Museum Casa di Goethe: Italien – Deutschland hin und zurück. Der lange Weg eines Bildes

Jakob Philipp Hackert, Die Cascata del Valcatoio in Isola di Sora, Öl auf Leinwand, 1794, Museum Casa di Goethe, Rom

Jakob Philipp Hackerts Gemälde zeigt die „Cascata del Valcatoio" und, oben rechts, das Castello Boncompagni. Dahinter ist der zweite Wasserfall vorzustellen. An das Kastell schließt rechts die Kapelle S. Maria delle Grazie an, wiederum rechts davon ragen aus den Dächern des Städtchens die beiden Kirchtürme von S. Lorenzo Martire empor. Im Vordergrund sind zwei Fischer mit ihrer Arbeit beschäftigt, ohne sich weiter um das Naturspektakel des Wasserfalls in ihrem Rücken zu kümmern; am linken Bildrand zieht ein Wanderer mit Esel seines Wegs. Sämtliche Details sind realistisch wiedergegeben – ein „Landschafts-Porträt", das dem Betrachter eine Fülle von Informationen vermittelt.

Jakob Philipp Hackert war ein Entdecker. Im Winter 1768 in Rom angelangt, machte er sich sogleich an die Erkundung der Umgebung der Ewigen Stadt. Während seiner Exkursionen entstanden unzählige Zeichnungen, die später im römischen Atelier als Vorlagen für Gemälde dienten, und so konnte Hackert im Alter zufrieden an Johann Wolfgang Goethe schreiben: „An Stof fehlet es mir nicht ich habe Tausende Zeichnungen nach die Natur mir richtigkeit gezeichnet, so das ich sagen kann, das ich beinahe den KirchenStat und daß Königreich Napel u Sicilien in meine Portefeuls habe".

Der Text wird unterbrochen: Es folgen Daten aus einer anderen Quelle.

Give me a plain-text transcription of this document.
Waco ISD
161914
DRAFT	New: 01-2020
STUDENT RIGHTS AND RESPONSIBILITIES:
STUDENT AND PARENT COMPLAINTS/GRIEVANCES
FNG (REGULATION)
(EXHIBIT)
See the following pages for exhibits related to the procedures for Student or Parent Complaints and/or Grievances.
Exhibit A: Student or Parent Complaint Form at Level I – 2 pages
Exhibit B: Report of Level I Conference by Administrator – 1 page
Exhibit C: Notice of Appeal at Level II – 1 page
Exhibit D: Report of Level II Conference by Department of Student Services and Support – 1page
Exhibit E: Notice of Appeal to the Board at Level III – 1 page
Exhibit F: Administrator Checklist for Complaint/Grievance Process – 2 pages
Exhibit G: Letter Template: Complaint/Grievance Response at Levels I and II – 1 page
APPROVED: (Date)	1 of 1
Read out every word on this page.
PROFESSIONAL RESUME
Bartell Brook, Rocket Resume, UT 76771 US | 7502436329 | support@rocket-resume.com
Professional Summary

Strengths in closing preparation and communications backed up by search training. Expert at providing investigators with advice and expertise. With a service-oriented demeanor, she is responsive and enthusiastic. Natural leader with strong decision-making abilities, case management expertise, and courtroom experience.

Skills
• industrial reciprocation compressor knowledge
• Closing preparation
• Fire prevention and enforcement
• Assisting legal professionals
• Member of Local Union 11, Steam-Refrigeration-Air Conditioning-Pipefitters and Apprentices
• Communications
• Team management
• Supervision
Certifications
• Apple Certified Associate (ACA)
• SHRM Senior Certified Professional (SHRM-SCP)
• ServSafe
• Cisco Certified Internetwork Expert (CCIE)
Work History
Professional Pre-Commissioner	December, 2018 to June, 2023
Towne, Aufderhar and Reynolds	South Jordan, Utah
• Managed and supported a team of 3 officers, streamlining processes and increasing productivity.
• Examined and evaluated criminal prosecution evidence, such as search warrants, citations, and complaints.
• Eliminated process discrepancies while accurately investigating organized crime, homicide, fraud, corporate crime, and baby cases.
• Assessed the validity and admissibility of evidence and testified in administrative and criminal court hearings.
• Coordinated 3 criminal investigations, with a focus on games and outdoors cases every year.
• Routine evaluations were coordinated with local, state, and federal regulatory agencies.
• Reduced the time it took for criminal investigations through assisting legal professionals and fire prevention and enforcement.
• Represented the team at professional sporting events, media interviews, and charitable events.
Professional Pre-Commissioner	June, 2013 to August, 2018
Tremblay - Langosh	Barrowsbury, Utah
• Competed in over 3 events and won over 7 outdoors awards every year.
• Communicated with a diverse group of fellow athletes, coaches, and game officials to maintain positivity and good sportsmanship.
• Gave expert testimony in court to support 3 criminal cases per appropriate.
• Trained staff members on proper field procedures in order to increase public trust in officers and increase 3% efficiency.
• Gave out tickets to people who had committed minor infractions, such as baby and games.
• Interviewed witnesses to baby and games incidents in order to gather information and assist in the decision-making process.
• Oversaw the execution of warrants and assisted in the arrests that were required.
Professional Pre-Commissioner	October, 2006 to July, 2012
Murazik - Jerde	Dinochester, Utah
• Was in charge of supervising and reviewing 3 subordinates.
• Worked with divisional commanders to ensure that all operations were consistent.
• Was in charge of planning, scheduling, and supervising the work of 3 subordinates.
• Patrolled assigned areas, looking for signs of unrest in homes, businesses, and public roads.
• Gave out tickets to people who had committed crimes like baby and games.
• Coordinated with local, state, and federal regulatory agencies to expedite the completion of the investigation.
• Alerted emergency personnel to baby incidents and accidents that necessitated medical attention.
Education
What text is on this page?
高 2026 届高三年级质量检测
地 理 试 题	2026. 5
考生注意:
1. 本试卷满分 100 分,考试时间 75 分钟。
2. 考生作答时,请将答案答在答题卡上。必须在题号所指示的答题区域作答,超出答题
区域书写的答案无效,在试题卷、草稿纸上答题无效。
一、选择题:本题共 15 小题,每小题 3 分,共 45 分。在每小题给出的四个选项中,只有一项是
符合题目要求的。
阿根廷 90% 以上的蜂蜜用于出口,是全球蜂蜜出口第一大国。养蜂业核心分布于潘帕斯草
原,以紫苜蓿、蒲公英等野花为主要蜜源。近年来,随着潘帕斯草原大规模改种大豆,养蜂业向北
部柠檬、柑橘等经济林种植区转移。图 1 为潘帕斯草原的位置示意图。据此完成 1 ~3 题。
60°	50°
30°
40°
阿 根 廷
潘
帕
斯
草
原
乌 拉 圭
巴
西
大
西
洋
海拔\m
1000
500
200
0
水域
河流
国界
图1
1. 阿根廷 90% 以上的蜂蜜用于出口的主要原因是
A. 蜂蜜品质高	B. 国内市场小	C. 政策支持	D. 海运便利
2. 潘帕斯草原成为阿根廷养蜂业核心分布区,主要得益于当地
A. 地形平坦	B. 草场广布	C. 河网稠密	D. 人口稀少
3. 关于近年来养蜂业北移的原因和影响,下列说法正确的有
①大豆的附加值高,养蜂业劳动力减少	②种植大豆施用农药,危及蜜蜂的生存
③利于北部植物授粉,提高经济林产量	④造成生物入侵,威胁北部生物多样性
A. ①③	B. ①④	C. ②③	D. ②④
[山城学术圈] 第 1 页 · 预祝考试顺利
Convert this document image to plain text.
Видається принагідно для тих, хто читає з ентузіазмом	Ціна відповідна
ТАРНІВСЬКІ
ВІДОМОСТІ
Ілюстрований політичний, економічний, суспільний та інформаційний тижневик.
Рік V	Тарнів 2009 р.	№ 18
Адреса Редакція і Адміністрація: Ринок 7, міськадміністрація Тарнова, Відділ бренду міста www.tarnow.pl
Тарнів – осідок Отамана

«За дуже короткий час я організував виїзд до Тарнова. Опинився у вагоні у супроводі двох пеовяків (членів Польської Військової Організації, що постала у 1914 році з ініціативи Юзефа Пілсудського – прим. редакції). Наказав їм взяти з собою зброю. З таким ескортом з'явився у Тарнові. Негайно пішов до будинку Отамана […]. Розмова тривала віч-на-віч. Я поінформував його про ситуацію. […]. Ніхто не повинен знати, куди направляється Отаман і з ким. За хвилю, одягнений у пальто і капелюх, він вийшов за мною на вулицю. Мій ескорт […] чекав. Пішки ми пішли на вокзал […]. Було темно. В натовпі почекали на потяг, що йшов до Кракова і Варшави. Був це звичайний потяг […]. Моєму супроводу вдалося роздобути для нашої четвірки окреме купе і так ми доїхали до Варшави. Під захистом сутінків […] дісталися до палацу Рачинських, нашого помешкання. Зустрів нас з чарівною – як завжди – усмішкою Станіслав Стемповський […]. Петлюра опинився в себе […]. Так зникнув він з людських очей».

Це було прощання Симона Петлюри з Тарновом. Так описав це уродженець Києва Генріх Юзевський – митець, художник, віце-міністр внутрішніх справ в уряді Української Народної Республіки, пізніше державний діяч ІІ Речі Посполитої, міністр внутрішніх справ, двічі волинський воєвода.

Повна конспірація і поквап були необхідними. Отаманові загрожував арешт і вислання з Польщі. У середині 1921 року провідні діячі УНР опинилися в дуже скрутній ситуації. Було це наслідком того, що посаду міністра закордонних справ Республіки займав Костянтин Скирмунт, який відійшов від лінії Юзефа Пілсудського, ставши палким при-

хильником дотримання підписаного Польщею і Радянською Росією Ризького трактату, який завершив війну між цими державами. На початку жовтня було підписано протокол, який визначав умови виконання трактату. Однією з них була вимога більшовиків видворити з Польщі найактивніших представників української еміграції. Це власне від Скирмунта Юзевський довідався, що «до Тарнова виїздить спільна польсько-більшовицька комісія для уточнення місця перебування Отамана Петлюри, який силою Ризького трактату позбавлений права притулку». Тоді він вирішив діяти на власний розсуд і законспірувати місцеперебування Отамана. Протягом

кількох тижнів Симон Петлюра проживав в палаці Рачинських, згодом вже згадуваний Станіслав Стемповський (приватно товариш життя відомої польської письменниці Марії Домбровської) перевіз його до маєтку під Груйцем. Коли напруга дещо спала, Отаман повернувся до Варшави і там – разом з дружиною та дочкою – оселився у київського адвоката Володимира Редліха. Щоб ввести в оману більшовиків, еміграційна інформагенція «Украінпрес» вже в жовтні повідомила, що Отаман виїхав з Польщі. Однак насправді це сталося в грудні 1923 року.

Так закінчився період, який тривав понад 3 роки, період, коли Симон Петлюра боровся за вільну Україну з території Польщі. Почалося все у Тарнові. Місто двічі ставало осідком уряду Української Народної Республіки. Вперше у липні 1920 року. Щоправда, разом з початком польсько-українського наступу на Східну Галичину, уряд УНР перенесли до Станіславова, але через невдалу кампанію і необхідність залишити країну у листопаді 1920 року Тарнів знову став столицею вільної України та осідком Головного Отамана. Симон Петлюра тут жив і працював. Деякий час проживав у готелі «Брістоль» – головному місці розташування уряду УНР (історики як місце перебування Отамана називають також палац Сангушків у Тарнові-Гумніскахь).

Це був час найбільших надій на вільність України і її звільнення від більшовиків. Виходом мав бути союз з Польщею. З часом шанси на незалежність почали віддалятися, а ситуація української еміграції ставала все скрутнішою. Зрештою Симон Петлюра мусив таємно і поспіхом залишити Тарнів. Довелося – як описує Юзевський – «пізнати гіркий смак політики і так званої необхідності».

1773 brach Hackert wieder einmal zu einer „malerischen Wanderung" auf, in das südöstlich von Rom gelegene Städtchen Isola di Sora (heute Isola del Liri). Durch den kleinen Ort fließt der Fluss Liri, der sich im Ortszentrum teilt und zwei Wasserfälle bildet: Der linke fällt als „Cascata Grande" senkrecht in die Tiefe, der rechte bildet über ein Gefälle von 160 m die „Cascata del Valcatoio", die heute für ein Kraftwerk genutzt wird. Zwischen beiden liegt auf einer Anhöhe das mittelalterliche Castello Boncompagni.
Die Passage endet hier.